What data should you choose?  Your data should be interval-level.  But other than that, the choice is up to you.  Here are some possibilities.
  • A set of purchases you made. 
  • If you exercise regularly, you could record the amount of time that you exercise each day. 
  • If you have an exercise routine that includes weight-training, you could record information about the number of reps and amount of weights you lifted.
  • Your time spent commuting. 
  • Time spent doing some other task that might be useful to keep track of.
Use functions to calculate: total, average, count, minimum, maximum, mode, median and standard deviation.  I demonstrated these functions in a worksheet that I passed out in class.  You can find more information about functions on pp. 19-35 of the book. 

Calculate a "running total," similar to my column that contains "amount spent so far."  Enter the formula once.  Then click on the cell that contains the formula, and aim your cursor on the bottom right hand corner of the cell.  The cursor should become a plus sign.  When the cursor is a plus sign,  double-click the mouse.  The formula should be copied down the column.
Example - record of purchases
File Size:
File Type: xlsx
Download File

 
In class, I showed you how to examine the averages of one (interval) variable for different categories of another (nominal) variable.  I would like you to do the same thing using variables from a dataset that you found on the internet.  Save the Excel file on your flash drive and bring it to class with you. 

If you forgot the steps that we went through in class to generate tables with statistics by category, go to the instructions link on the left and download the instructions provided.

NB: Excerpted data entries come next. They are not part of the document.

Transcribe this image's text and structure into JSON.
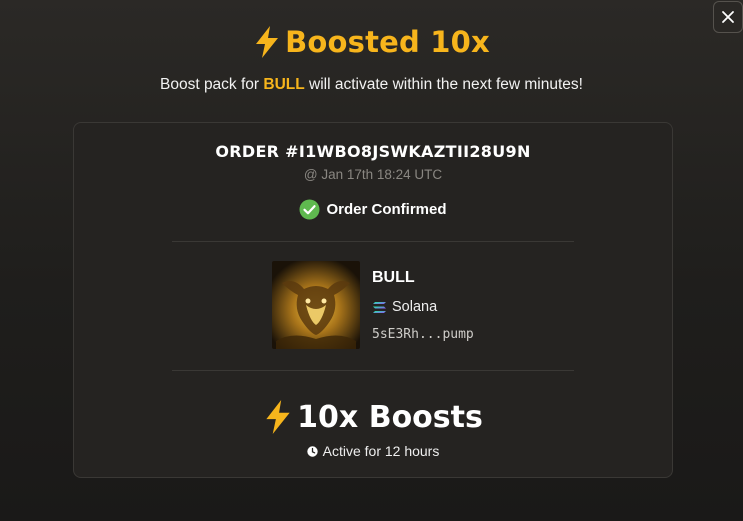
{
  "modal": {
    "close_icon": "close-icon",
    "title_icon": "lightning-bolt-icon",
    "title": "Boosted 10x",
    "subtitle_prefix": "Boost pack for ",
    "subtitle_token": "BULL",
    "subtitle_suffix": " will activate within the next few minutes!"
  },
  "order": {
    "id_label": "ORDER #I1WBO8JSWKAZTII28U9N",
    "timestamp": "@ Jan 17th 18:24 UTC",
    "status_icon": "check-circle-icon",
    "status": "Order Confirmed"
  },
  "token": {
    "image_icon": "bull-token-image",
    "name": "BULL",
    "chain_icon": "solana-icon",
    "chain": "Solana",
    "address": "5sE3Rh...pump"
  },
  "boost": {
    "icon": "lightning-bolt-icon",
    "label": "10x Boosts",
    "duration_icon": "clock-icon",
    "duration": "Active for 12 hours"
  },
  "colors": {
    "accent": "#f7b51c",
    "success": "#5fb94f",
    "background": "#242220",
    "card": "#252321"
  }
}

Email me any questions that you have.
 
If you haven't already gotten the book, do so.

Bring a flash drive or other file storage device with you to each class.  Attach the device to your key chain if you can so you won't lose it.

Read Chapter 1 of the book.  Don't worry about all of the terms on page 35.  We will be using some but not all of them. 

Find a dataset on the internet which has 1 variable of each: nominal, ordinal & interval.  The dataset should have at least 25 cases (rows).  Import the dataset into Excel, save it to your flash drive and bring to class with you.